Riegos ante el coronavirus
Adrián tiene 22 años y desde hace diez meses vive en el centro de Proyecto Hombre de Salamanca, donde permanecen ingresados 30 internos. “Vine por mi adicción a la cocaína, que empecé a consumir a los 16. Esto es una situación de riesgo, te preocupa que le pase algo a tu familia, a la que ahora no podemos ver, pero el personal del centro está muy atento si uno tiene un día más flojo. Lo han dejado todo para venirse a vivir aquí con nosotros. Me siento muy protegido. Y creo que a la gente de fuera le puede afectar más el encierro porque nosotros ya estamos acostumbrados a no salir”, explica.
Jesús, de 51 años, llegó a estar nueve años sin probar el alcohol y 16 sin jugar. “Pero tuve una recaída gorda, me arruiné, perdí a mí mujer y decidí ingresar aquí”, explica. “Estaba ya en la tercera fase del tratamiento, cuando empiezas a hacer actividades en el exterior. El ocio es lo más delicado, lo que implica más riesgo de recaer. Yo quería apuntarme a un club de lectura, pero todo se ha parado. El encierro es duro porque no podemos recibir visitas, pero ahora nos dejan llamar más por teléfono y los terapeutas están muy pendientes”.

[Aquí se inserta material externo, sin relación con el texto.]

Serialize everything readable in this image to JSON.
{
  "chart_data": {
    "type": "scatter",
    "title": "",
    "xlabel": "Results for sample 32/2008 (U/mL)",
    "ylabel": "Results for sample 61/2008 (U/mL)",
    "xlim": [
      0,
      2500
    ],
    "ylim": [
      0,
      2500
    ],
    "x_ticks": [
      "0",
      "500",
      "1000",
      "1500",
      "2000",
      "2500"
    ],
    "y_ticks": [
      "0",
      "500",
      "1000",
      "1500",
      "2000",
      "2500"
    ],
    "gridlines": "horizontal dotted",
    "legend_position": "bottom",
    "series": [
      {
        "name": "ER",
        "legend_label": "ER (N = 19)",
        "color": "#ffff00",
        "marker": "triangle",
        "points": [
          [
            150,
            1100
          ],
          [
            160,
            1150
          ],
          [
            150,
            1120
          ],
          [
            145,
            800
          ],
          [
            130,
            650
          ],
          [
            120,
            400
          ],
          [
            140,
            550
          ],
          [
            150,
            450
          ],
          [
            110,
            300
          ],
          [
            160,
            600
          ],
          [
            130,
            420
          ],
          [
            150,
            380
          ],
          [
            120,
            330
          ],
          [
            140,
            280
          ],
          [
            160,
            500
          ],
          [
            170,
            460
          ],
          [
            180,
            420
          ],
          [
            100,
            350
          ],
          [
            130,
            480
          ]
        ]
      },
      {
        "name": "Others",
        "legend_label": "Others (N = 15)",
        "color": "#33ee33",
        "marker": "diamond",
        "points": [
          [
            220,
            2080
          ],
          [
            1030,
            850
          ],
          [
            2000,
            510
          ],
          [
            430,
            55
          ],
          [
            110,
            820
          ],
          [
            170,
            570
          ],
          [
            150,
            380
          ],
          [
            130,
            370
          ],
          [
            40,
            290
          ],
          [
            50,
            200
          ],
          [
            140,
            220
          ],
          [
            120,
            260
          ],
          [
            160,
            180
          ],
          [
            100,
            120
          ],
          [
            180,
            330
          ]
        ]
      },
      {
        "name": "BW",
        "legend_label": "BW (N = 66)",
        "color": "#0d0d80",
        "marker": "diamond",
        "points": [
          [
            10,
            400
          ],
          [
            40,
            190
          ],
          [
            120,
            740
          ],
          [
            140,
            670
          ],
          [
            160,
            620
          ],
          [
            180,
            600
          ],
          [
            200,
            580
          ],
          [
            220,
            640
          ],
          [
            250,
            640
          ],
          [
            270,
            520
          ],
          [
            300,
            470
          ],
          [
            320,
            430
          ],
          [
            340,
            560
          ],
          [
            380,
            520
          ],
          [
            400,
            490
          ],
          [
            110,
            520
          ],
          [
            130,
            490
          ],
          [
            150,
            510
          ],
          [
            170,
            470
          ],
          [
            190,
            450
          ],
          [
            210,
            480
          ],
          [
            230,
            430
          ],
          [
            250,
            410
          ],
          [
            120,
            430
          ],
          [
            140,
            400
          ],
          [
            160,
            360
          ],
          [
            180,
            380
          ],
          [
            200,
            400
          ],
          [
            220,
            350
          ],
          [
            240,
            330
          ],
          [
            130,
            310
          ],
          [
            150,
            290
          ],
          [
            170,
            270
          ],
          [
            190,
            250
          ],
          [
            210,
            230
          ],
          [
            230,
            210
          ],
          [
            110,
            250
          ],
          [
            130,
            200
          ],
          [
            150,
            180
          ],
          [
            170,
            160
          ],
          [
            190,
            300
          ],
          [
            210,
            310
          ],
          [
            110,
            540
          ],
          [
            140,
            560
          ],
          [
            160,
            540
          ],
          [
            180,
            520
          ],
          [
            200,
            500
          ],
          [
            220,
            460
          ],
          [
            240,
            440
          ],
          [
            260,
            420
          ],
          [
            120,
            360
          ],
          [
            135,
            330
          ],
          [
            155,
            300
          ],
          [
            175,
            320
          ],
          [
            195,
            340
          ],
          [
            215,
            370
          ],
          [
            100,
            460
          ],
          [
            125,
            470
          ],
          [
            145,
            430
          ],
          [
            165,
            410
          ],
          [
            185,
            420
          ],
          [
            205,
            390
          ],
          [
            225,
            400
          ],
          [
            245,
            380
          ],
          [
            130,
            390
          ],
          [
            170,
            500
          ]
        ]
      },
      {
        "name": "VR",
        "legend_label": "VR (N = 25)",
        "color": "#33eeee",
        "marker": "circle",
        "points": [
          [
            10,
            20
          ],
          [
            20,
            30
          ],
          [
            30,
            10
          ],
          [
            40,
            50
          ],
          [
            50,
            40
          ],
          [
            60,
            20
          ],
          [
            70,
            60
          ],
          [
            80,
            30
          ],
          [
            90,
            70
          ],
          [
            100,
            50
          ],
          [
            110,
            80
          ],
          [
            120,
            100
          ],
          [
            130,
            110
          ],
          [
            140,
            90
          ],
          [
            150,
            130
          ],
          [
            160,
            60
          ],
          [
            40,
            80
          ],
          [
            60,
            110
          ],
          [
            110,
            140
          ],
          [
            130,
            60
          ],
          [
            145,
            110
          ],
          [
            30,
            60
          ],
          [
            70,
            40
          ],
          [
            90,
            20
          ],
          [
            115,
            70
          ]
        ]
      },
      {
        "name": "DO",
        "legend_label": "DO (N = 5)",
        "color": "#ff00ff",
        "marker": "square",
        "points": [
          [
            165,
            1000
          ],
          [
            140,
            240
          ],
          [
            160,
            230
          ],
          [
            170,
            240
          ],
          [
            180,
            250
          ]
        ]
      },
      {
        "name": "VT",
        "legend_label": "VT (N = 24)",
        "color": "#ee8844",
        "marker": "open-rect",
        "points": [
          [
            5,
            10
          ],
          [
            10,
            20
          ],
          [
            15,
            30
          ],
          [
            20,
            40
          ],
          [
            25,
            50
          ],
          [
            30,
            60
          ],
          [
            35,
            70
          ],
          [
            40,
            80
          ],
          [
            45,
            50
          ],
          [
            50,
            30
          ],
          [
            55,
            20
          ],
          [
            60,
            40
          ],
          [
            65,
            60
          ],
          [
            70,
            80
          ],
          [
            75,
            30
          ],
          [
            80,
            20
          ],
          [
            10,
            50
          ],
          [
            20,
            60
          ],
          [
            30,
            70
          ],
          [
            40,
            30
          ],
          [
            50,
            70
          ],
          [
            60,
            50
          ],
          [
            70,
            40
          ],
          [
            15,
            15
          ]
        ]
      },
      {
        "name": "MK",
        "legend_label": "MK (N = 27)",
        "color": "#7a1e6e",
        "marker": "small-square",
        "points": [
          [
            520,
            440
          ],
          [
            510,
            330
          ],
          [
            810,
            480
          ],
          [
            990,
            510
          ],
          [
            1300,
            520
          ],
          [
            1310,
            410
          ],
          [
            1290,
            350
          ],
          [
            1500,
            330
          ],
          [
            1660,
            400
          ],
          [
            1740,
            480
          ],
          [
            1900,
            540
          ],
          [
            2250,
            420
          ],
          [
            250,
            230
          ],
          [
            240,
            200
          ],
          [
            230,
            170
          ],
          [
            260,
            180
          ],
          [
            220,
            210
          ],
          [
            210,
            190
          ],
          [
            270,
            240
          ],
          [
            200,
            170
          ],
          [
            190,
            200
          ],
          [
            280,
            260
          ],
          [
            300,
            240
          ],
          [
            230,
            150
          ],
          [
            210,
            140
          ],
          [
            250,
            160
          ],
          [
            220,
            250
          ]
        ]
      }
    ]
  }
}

“La actitud es buena. Saben que ante el coronavirus tienen que cuidarse más que nadie porque suelen estar delicados de salud”, explica satisfecho Manuel Muiños, director del centro de Proyecto Hombre de Salamanca y uno de los tres empleados que ha dejado su casa para encerrarse con los internos.
Los adictos y sus familias entrenan a un deporte conocido, la resistencia, y añaden planes para cuando pase la epidemia. “Tengo ganas de ver a mis padres y compensarles por todo. Terminar mi tratamiento y ponerme a estudiar. Me encantaría hacer enfermería”, dice Andrés. José María aspira a extender esa extraña normalidad que la cuarentena ha llevado a su casa, donde ahora juega partidas de cartas con el hijo del que perdió la pista durante años. Él quiere que esta sea la definitiva, para poder volver a ver a su pequeño de siete años. Un ejército de profesionales y voluntarios sigue asistiéndoles personal y telefónicamente para que nada se tuerza.